= Tandy Clinton Rice Jr. =

American talent agent

Tandy Clinton Rice Jr. (August 16, 1938 – August 3, 2015) was an American talent agent who was instrumental in propelling and managing the careers of many well-known country stars including Dolly Parton, Tom T. Hall, Porter Wagoner, Jim Ed Brown, Jeannie C. Riley and comedian Jerry Clower. He served as president of the Country Music Association and was the first inductee into the Nashville Association of Talent Directors Hall of Fame.

Born in Franklin, Tennessee, he was a star athlete at Franklin High School winning a state championship in the mile relay and is a member of the school's Athletic Hall of Fame; after briefly attending Vanderbilt University he graduated from The Citadel in 1961 and was commissioned into the United States Air Force serving for two years as a Public Affairs Officer with the Strategic Air Command. He was encouraged to enter the country music business by a distant cousin, country star Minnie Pearl; he began as a publicist representing artists such as Waylon Jennings, Chet Atkins, Kitty Wells and Hank Williams Jr. As a salesman for Show Biz, Inc. he convinced TV stations to carry syndicated country music shows, most notably “The Porter Wagoner Show” which was the launching pad for Dolly Parton's career; in 1971 he became president of Top Billing International, which he developed into one of Nashville's leading talent agencies representing many well-known country stars. Rice launched the career of Jerry Clower, who became one of the best-known American comedians of the 1970s, selling millions of albums; he also turned Billy Carter, brother of President Jimmy Carter into a major national celebrity.
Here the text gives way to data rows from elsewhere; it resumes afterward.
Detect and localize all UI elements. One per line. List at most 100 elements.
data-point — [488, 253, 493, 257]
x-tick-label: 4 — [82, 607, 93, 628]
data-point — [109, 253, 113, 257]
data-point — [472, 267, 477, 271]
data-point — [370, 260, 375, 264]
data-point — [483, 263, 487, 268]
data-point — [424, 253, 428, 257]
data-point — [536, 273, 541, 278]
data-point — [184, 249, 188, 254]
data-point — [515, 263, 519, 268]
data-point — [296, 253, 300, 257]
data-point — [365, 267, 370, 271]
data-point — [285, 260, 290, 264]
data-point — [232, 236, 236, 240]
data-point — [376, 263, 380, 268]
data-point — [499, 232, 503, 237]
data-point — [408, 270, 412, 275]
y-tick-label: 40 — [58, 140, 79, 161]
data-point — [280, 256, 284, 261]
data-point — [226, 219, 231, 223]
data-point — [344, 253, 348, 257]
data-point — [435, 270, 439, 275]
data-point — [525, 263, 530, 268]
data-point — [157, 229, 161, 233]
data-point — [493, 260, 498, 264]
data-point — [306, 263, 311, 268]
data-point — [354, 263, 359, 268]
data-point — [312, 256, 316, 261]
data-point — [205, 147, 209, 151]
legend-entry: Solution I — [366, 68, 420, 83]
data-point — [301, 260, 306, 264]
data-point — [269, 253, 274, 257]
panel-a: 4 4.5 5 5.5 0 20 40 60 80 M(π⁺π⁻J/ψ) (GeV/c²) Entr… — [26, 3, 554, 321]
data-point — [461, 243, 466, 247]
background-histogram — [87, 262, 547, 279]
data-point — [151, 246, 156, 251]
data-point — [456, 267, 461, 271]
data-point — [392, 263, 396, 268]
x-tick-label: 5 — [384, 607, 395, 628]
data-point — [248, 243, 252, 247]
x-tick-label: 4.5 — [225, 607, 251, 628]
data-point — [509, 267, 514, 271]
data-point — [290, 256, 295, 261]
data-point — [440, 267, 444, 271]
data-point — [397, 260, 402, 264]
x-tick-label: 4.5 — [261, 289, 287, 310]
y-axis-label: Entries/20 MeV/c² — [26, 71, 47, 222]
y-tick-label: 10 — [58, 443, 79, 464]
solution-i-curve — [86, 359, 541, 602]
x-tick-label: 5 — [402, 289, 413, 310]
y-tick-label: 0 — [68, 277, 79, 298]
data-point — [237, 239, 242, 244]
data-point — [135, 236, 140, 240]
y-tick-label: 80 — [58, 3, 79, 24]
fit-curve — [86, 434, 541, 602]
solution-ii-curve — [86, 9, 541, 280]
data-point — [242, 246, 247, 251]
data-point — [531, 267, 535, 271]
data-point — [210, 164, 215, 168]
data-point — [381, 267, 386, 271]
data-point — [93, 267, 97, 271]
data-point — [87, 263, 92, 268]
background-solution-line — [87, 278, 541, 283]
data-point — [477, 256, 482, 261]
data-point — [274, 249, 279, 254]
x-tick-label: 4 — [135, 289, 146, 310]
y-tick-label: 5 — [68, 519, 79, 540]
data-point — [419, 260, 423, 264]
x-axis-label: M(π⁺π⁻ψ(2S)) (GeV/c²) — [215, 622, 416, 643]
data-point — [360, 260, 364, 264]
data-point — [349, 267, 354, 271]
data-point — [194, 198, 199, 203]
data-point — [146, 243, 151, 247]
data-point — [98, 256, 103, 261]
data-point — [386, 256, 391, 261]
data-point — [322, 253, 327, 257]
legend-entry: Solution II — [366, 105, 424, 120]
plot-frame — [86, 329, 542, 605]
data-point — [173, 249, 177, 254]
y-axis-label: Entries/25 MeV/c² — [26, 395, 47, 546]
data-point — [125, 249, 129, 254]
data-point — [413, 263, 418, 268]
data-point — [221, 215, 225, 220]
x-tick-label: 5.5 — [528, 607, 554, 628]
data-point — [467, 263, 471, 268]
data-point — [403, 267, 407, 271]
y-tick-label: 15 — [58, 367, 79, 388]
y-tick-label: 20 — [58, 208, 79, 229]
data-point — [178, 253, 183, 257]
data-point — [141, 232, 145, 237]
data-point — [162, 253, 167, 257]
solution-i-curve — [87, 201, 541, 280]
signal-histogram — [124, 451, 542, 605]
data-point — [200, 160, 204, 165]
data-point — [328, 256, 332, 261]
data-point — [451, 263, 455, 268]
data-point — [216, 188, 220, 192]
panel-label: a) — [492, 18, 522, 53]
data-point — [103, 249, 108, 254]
In addition to his talent management, Rice served as the longtime host of radio and TV shows in Nashville, served twice as a judge for the Miss America pageant and was profiled in numerous major publications, including People Magazine, The Washington Post, Playboy, Newsweek Magazine and The New York Times. He served as a member of the Nashville Chamber of Commerce and for many years hosted the annual United Cerebral Palsy Telethon.

Rice received a master's degree from Vanderbilt and an honorary doctorate from The Citadel; he also served as an adjunct professor of music business at Belmont University and member of the business advisory council at Lipscomb University.